Despite migraine’s widespread prevalence, the pathophysiological mechanisms that trigger episodes are still poorly understood and a subject of scholarly controversy. Researchers identify directions for future research that may shed light on whether the problem originated in the periphery or the center, and we discuss the most compelling evidence in favor of each scenario.
The trigeminovascular system, which includes the trigeminal nerve and its axonal projections to the cerebral blood vessels, is thought to have a role in the etiology of migraine. There is no doubt that both peripheral and central mechanisms contribute to migraine pathophysiology; however, how the activation phase of an attack begins remains unclear. Sensitization of perivascular sensory afferents early on in a migraine attack is evidence supporting a peripheral origin of attacks, meaning that the onset of symptoms occurs outside of the blood-brain barrier. Prodromal symptoms, migraine aura, and early and ongoing activation of central nervous system components all point to a central origin for migraines.
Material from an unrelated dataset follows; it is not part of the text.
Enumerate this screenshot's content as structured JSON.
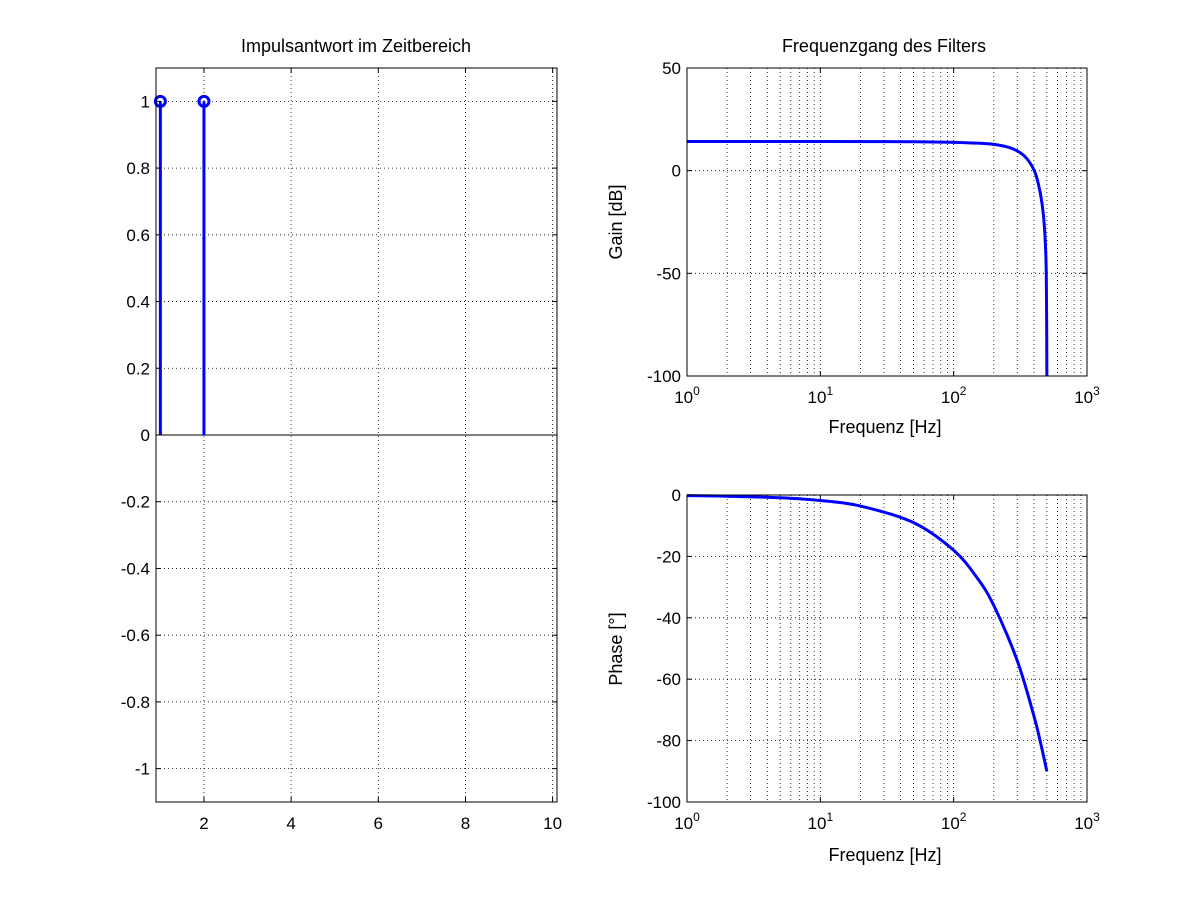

Input from peripheral nociceptive receptors is required for pain transmission, and cerebral activity is essential for the experience of pain, suggesting that both peripheral and central mechanisms contribute to a migraine’s severity. Whether a peripheral or central location initiates a migraine attack has not been settled. In the near future, significant reasons needed to address this question may be provided by the increased focus on prodromal symptoms and on the constrion of a human model of migraine aura. There will be no final resolution to the discussion until then.